Potendolo seguire in diretta (e col tracciamento) e con l’ausilio del Direttore Sportivo del MotoClub Bergamonti Sante Granelli, la condotta di gara del motociclista casalasco/argentino è stata più che buona. Ha tenuto il suo ritmo, senza strafare, rallentando quando il rischio si è fatto più alto affidandosi molto alla solidità della sua moto, una Honda CRF 450, che ha retto sino alla fine (solo un danno ad un fanale, nulla di particolarmente serio).

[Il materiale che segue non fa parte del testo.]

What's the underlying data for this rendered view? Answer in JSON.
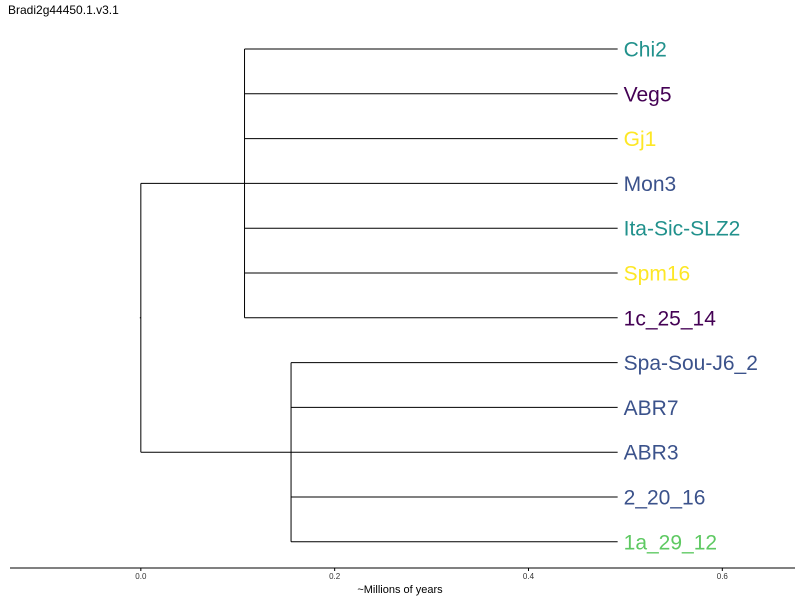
{
  "title": "Bradi2g44450.1.v3.1",
  "axis": {
    "label": "~Millions of years",
    "ticks": [
      0.0,
      0.2,
      0.4,
      0.6
    ],
    "tick_labels": [
      "0.0",
      "0.2",
      "0.4",
      "0.6"
    ],
    "range": [
      -0.135,
      0.675
    ]
  },
  "tree": {
    "root_x": 0.0,
    "clades": [
      {
        "node_x": 0.107,
        "leaf_x": 0.492,
        "leaves": [
          {
            "name": "Chi2",
            "color": "#21918c"
          },
          {
            "name": "Veg5",
            "color": "#440154"
          },
          {
            "name": "Gj1",
            "color": "#fde725"
          },
          {
            "name": "Mon3",
            "color": "#3b528b"
          },
          {
            "name": "Ita-Sic-SLZ2",
            "color": "#21918c"
          },
          {
            "name": "Spm16",
            "color": "#fde725"
          },
          {
            "name": "1c_25_14",
            "color": "#440154"
          }
        ]
      },
      {
        "node_x": 0.155,
        "leaf_x": 0.492,
        "leaves": [
          {
            "name": "Spa-Sou-J6_2",
            "color": "#3b528b"
          },
          {
            "name": "ABR7",
            "color": "#3b528b"
          },
          {
            "name": "ABR3",
            "color": "#3b528b"
          },
          {
            "name": "2_20_16",
            "color": "#3b528b"
          },
          {
            "name": "1a_29_12",
            "color": "#5ec962"
          }
        ]
      }
    ]
  }
}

Oggi è stata tosta – racconta Arcuri in un vocale poco dopo le 22 – anzi, tostissima. Abbiamo rifatto, in discesa, un pezzo che avevo già fatto quando ero stato in Marocco con il pickUp. Tanti sassi, da fare con la massima attenzione per non rischiare. Oggi hanno portato via uno in elicottero. Sono distrutto, adesso vado a letto, perché sono stanchissimo. Ma tutti, tutti quanti siamo nelle stesse condizioni. Adesso ho mangiato e vado a riposare“.

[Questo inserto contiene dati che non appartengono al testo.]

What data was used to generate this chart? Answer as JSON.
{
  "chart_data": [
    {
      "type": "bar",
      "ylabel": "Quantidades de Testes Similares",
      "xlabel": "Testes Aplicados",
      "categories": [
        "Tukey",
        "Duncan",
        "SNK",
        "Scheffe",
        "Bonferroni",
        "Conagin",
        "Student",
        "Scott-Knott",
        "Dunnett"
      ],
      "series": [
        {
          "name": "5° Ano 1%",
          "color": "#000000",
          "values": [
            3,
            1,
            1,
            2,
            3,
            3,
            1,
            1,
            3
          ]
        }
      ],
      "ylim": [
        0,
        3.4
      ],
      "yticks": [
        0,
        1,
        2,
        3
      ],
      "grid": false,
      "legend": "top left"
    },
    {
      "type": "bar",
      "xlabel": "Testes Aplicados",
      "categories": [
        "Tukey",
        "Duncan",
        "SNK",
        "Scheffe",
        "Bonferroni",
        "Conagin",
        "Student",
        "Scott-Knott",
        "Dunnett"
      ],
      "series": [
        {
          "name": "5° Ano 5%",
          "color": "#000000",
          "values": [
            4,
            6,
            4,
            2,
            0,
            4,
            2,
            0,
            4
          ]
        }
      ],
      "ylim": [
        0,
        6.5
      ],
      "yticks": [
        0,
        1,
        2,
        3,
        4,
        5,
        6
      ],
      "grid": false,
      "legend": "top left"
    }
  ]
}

Poco più tardi lo stesso pilota ha raggiunto il Direttore Sportivo del Bergamonti al telefono per scambiare qualche parola con chi – sono parole dello stesso Granelli – oggi dopo aver temuto, si è commosso. “Ci siamo sentiti via WhatsApp, è soddisfatto, è stanco, molto stanco di questa giornata. Sembra che alla moto vada tutto bene, ha bruciato una lampada davanti. Deve stare attento ad altro. Ha accusato la tappa di oggi, è stanco, molto stanco, Lo sostiene il fatto che psicologicamente è tranquillissimo, e l’unica cosa che mi sono premurato di continuare a dirgli è di fermarsi a bere e a mangiare, sempre e comunque, perché se il cervello perde l’ossigeno e il sostentamento è fatta. Per cui non deve perdere neppure un grammo di fisico. A parte la stanchezza l’ho sentito motivato: quel che sta facendo è difficile, il percorso non è semplice e non è semplice il fondo. Me lo ha spiegato anche Said, che quella parte del Marocco che i piloti stanno affrontando è così. Tanti sassi soprattutto. Ma se Bruno usala testa e va tranquillo ce ne va fuori. Lui resta brillante e tranquillo, come è nel suo carattere: mi ha puntualizzato che ha perso la GoPro ma non la bandiera del Bergamonti, e a me (ci dice ridendo Sante) dispiace per la GoPRO“.

Qualche cenno sulla navigazione della tappa di ieri: “La navigazione della seconda tappa per lui è stata durissima. Ha continuato a trovarsi davanti a rocce e pietre e a scelte da fare. E faticava, così come faticavano tutti. Me ne ero accorto seguendo lui e gli altri piloti dai tracciamenti: le moto si sono aperte molto a ventaglio, per cui tutti hanno fatto fatica. Da quello che mi ha fatto capire al telefono anche la terza tappa (quella che si svolgerà oggi) parte tosta. Spero che poi diventi meno tosta, almeno per poter rilassare il cervello e viaggiare con più tranquillità. Se si viaggia un po’ più tranquilli con la possibilità di guardarsi anche un po’ in giro ci si rilasa anche un po’. La moto va bene, da questo punto di vista siamo tranquilli, non ha ancora ceduto neanche un raggio, non ha dovuto cambiare nulla per cui va bene così…

D’altro canto l’aveva detto Sante Granelli che la moto è una di quelle che difficilmente ti tradiscono: sono toste, tanto quanto la volontà e la determinazione di Bruno e la testa di Sante. Toste ma dal cuore gigante. Dakar è un poco più vicina. Ci sarà da soffrire ancora sino al 14 gennaio. Ma ogni giorno che passa e che si passa un traguardo, s’aggiunge un gradino in più sulla scala che porta in Senegal. Quel sogno che viaggia da Gussola al lembo di quell’Africa centro-occidentale ha i colori di una speranza. Che è la speranza di tanti, di tutti. Da Gussola al Senegal, ed ormai è pure – fortemente – la nostra.